The step itself offers maximum flexibility when it comes to dealing with data. It can act as a start point/data source in PDI (thus allowing the developer the freedom to source data directly via their Python code if so desired), or it can accept data from an upstream step and push it into the Python environment. In the latter case, the user can opt to send all incoming rows to Python in one hit, send fixed sized batches of rows, or send rows one-at-a-time. In any of these cases the data sent is considered a dataset, gets stored in a user-specified variable in Python, and the user's Python script is invoked. In the "all data" case, there is also the option to apply reservoir sampling to down-sample to a fixed size before sending the data to Python. The pandas DataFrame is used as the data structure for datasets transferred into Python.
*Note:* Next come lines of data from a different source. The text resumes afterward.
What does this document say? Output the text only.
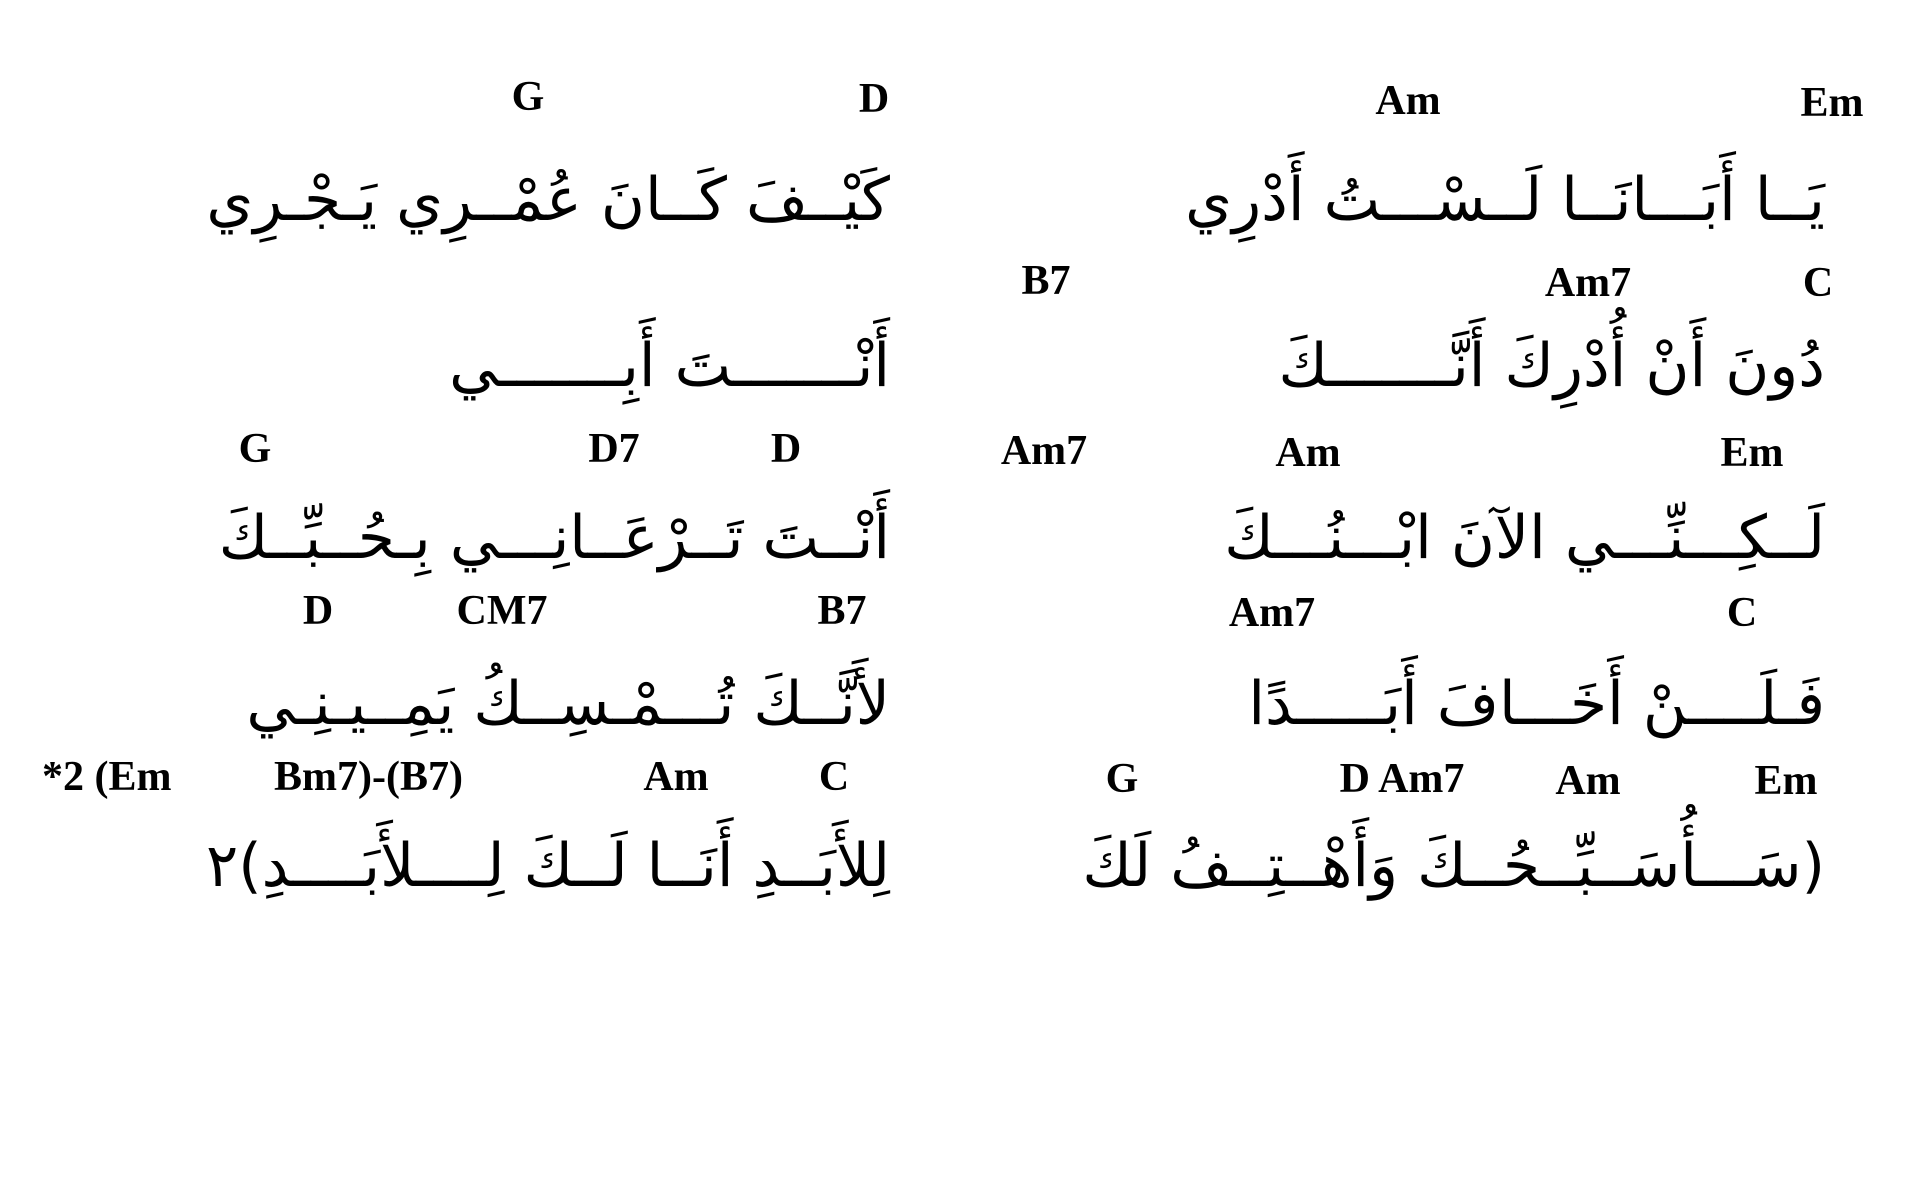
Em
Am
D
G
يَــا أَبَـــانَــا لَــسْـــتُ أَدْرِي
كَيْــفَ كَــانَ عُمْــرِي يَـجْـرِي
C
Am7
B7
دُونَ أَنْ أُدْرِكَ أَنَّـــــــكَ
أَنْـــــــتَ أَبِـــــــي
Em
Am
Am7
D
D7
G
لَــكِـــنِّـــي الآنَ ابْـــنُـــكَ
أَنْــتَ تَــرْعَــانِـــي بِـحُــبِّــكَ
C
Am7
B7
CM7
D
فَـلَــــنْ أَخَـــافَ أَبَـــــدًا
لأَنَّــكَ تُـــمْـسِــكُ يَمِــيـنِـي
Em
Am
D Am7
G
C
Am
Bm7)-(B7)
*2 (Em
(سَـــأُسَــبِّــحُــكَ وَأَهْــتِــفُ لَكَ
لِلأَبَــدِ أَنَــا لَــكَ لِــــلأَبَــــدِ)٢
A python script can be specified via the built-in editor, or loaded from a file dynamically at runtime. There are two scenarios for getting output from the Python environment to pass on to downstream PDI steps for further processing. The first (primary) scenario is when there is a single variable to retrieve from Python and it is a pandas DataFrame. In this case, the columns of the data frame become output fields from the step. In the second scenario, one or more non-data frame variables may be specified. In this case, their values are assumed to be textual (or can be represented as text) or contain image data (in which case they are retrieved from Python as binary PNG data). Each variable is output in a separate PDI field.


Requirements

The CPython Script Executor step will work with PDI >= 5.0. Of course, it requires Python to be installed and the python executable to be in your PATH environment variable. The step has been tested with Python 2.7 and 3.x and, at a minimum, needs the pandas, matplotlib and numpy libraries to be installed. For Windows users in particular, I'd recommend installing the excellent Anaconda python distribution. This includes the entire SciPy stack (including pandas and scikit-learn) along with lots of other libraries.

Example

The example transformation shown in the following screenshot can be obtained from here.
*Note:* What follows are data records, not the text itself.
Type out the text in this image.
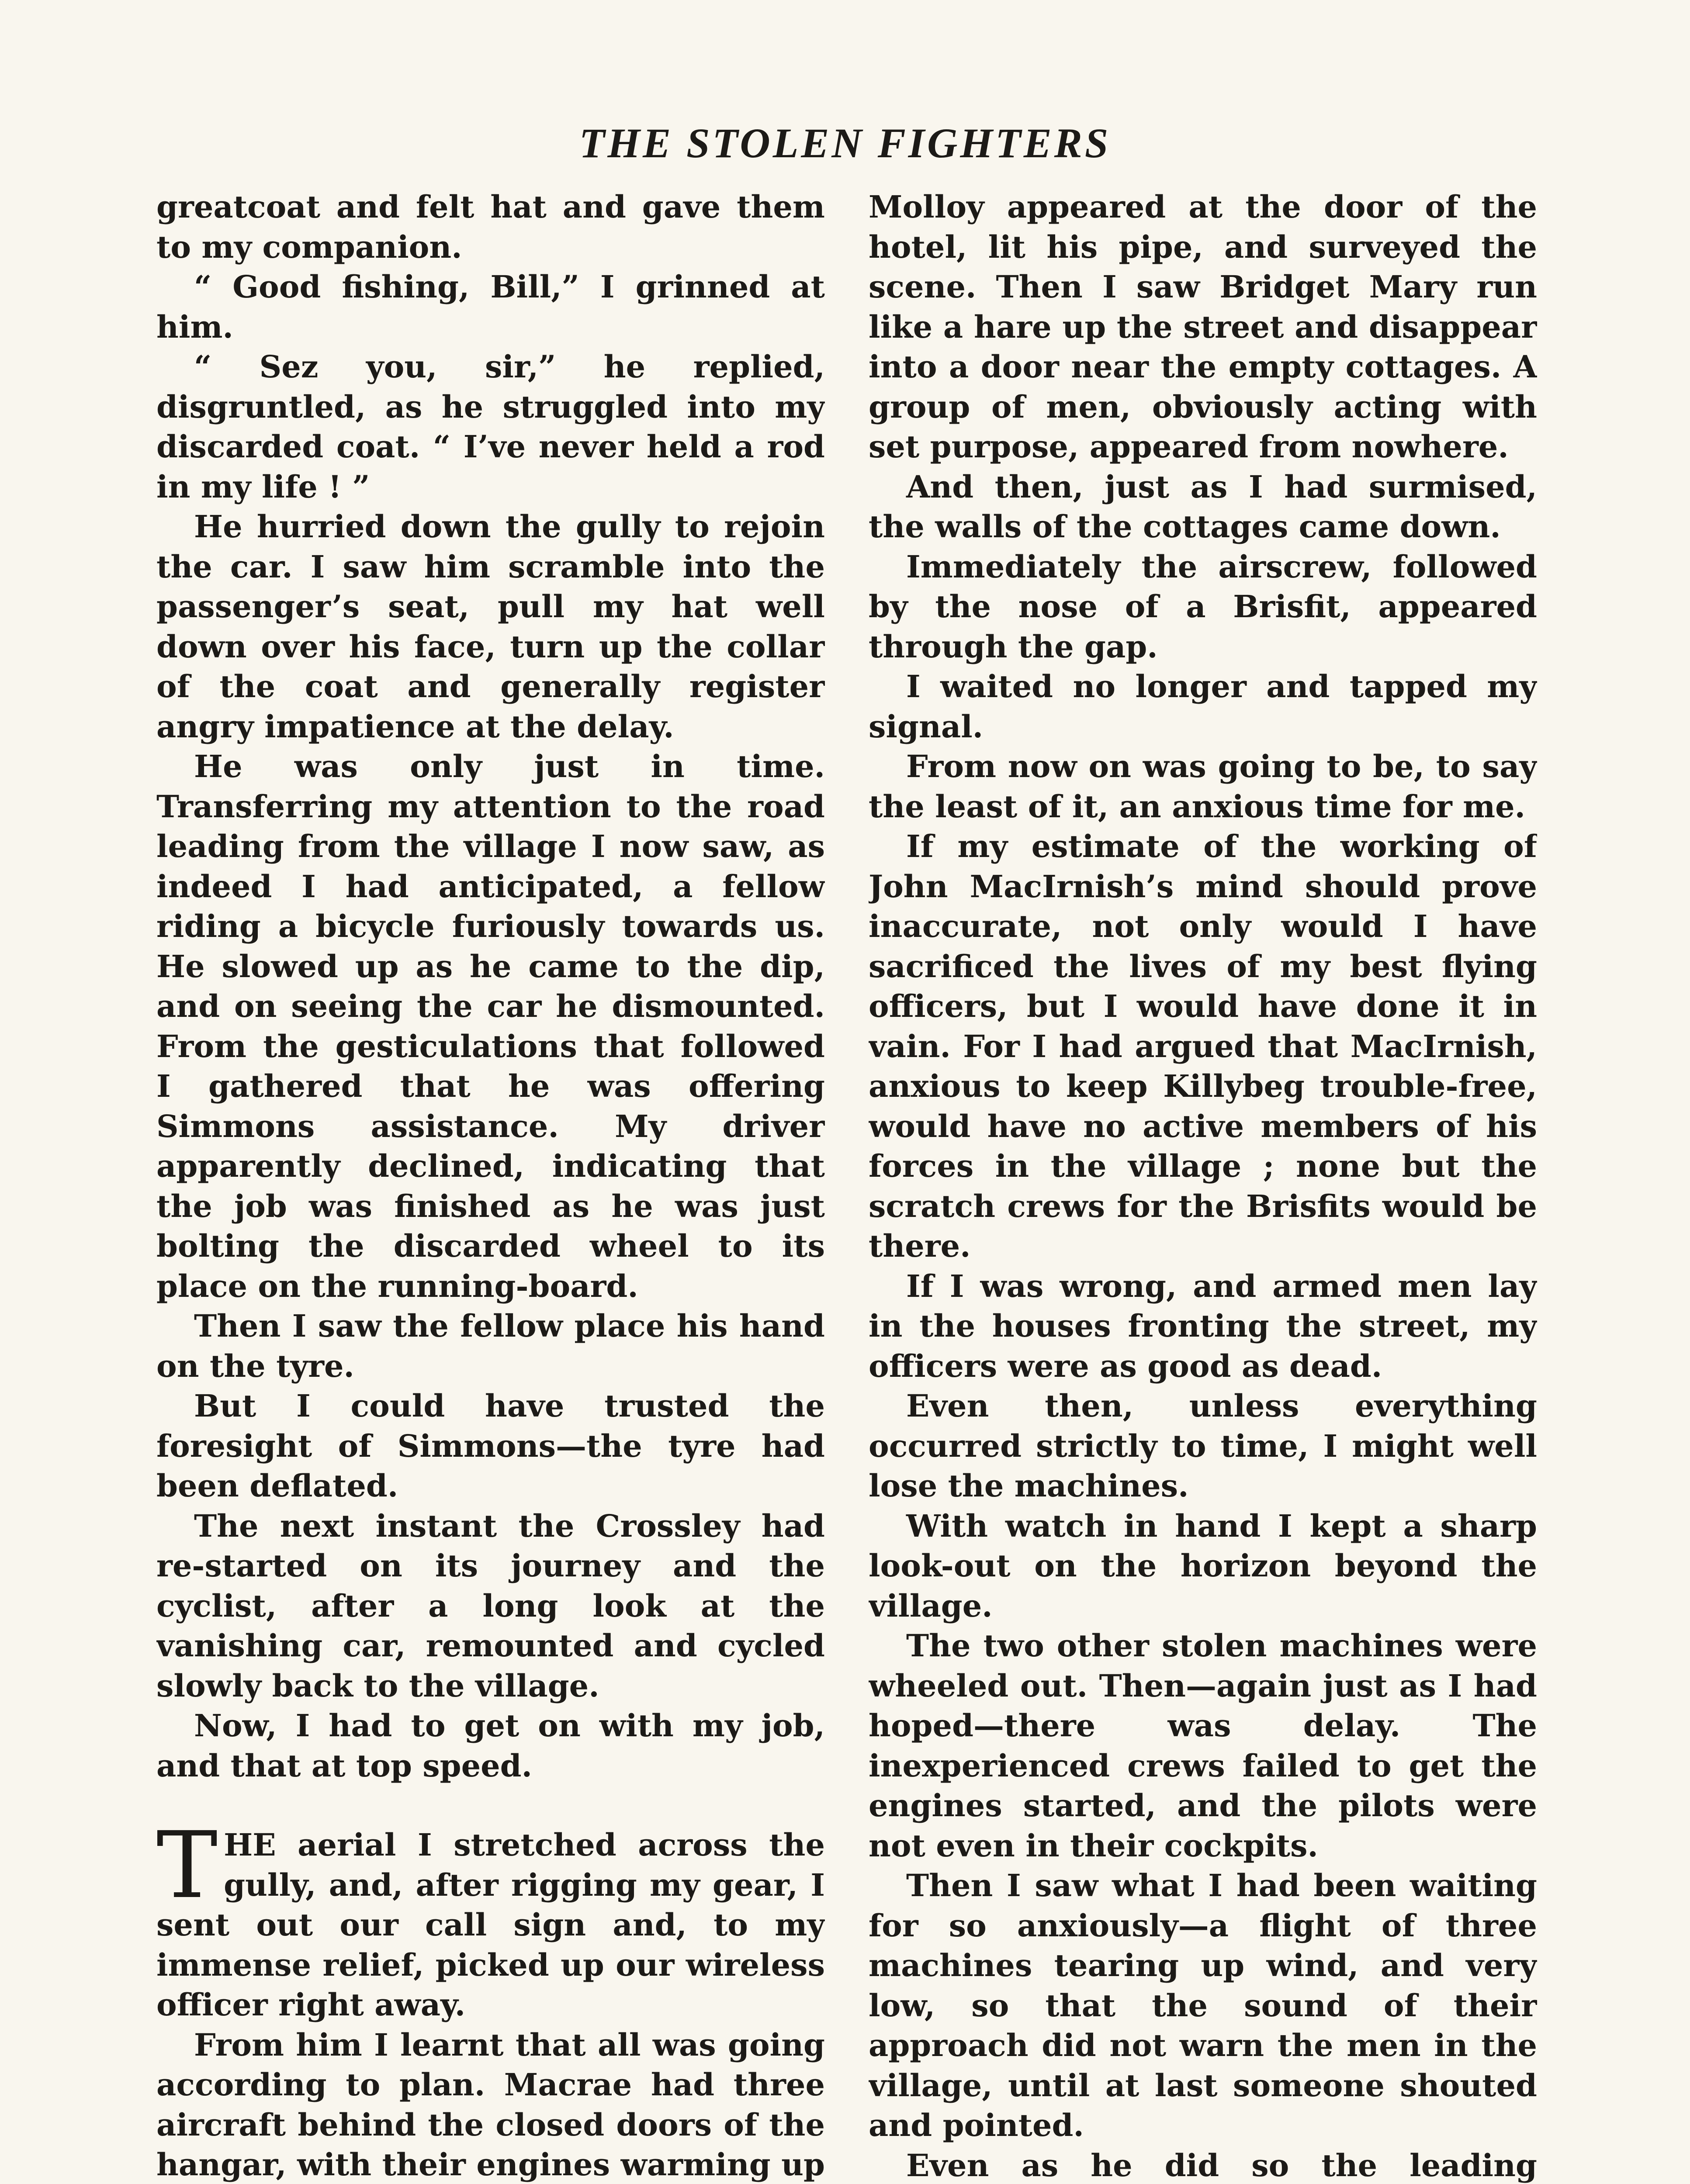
THE STOLEN FIGHTERS

greatcoat and felt hat and gave them to my companion.

“ Good fishing, Bill,” I grinned at him.

“ Sez you, sir,” he replied, disgruntled, as he struggled into my discarded coat. “ I’ve never held a rod in my life ! ”

He hurried down the gully to rejoin the car. I saw him scramble into the passenger’s seat, pull my hat well down over his face, turn up the collar of the coat and generally register angry impatience at the delay.

He was only just in time. Transferring my attention to the road leading from the village I now saw, as indeed I had anticipated, a fellow riding a bicycle furiously towards us. He slowed up as he came to the dip, and on seeing the car he dismounted. From the gesticulations that followed I gathered that he was offering Simmons assistance. My driver apparently declined, indicating that the job was finished as he was just bolting the discarded wheel to its place on the running-board.

Then I saw the fellow place his hand on the tyre.

But I could have trusted the foresight of Simmons—the tyre had been deflated.

The next instant the Crossley had re-started on its journey and the cyclist, after a long look at the vanishing car, remounted and cycled slowly back to the village.

Now, I had to get on with my job, and that at top speed.

THE aerial I stretched across the gully, and, after rigging my gear, I sent out our call sign and, to my immense relief, picked up our wireless officer right away.

From him I learnt that all was going according to plan. Macrae had three aircraft behind the closed doors of the hangar, with their engines warming up

Molloy appeared at the door of the hotel, lit his pipe, and surveyed the scene. Then I saw Bridget Mary run like a hare up the street and disappear into a door near the empty cottages. A group of men, obviously acting with set purpose, appeared from nowhere.

And then, just as I had surmised, the walls of the cottages came down.

Immediately the airscrew, followed by the nose of a Brisfit, appeared through the gap.

I waited no longer and tapped my signal.

From now on was going to be, to say the least of it, an anxious time for me.

If my estimate of the working of John MacIrnish’s mind should prove inaccurate, not only would I have sacrificed the lives of my best flying officers, but I would have done it in vain. For I had argued that MacIrnish, anxious to keep Killybeg trouble-free, would have no active members of his forces in the village ; none but the scratch crews for the Brisfits would be there.

If I was wrong, and armed men lay in the houses fronting the street, my officers were as good as dead.

Even then, unless everything occurred strictly to time, I might well lose the machines.

With watch in hand I kept a sharp look-out on the horizon beyond the village.

The two other stolen machines were wheeled out. Then—again just as I had hoped—there was delay. The inexperienced crews failed to get the engines started, and the pilots were not even in their cockpits.

Then I saw what I had been waiting for so anxiously—a flight of three machines tearing up wind, and very low, so that the sound of their approach did not warn the men in the village, until at last someone shouted and pointed.

Even as he did so the leading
The example uses Fisher's classic iris data. The first python step (at the top) simply computes some quartiles for the numeric columns in the iris data. This is output from the step as a pandas DataFrame, where each row corresponds to one of the quartiles computed (25th, 50th and 75th), and each column holds the value for one of the numeric fields in the iris data. The second python step from the top uses the scikit-learn decomposition routine to compute a principal components analysis on the iris data and then transforms the iris data into the PCA space, which is then the output of the step. The third python step from the top uses the matplotlib library and plotting routines from the pandas library to compute some visualisations of the iris data (scatter plot matrix, Andrew's curves, parallel coordinates and rad-viz). These are then extracted as binary PNG data from the python environment and saved to files in the same directory as the transformation was loaded from. The two python steps at the bottom of the transformation learn a decision tree model and then use that model to score the iris data respectively. The model is saved (from the python environment) to the directory that the transformation was loaded from.


Conclusion

The new PDI CPython Script Executor step opens up the power of Python to the PDI developer and data scientist. It joins the R Script Executor and Weka machine learning steps in PDI as part of an expanding array of advanced statistical and predictive tools that can be leveraged within data integration processes.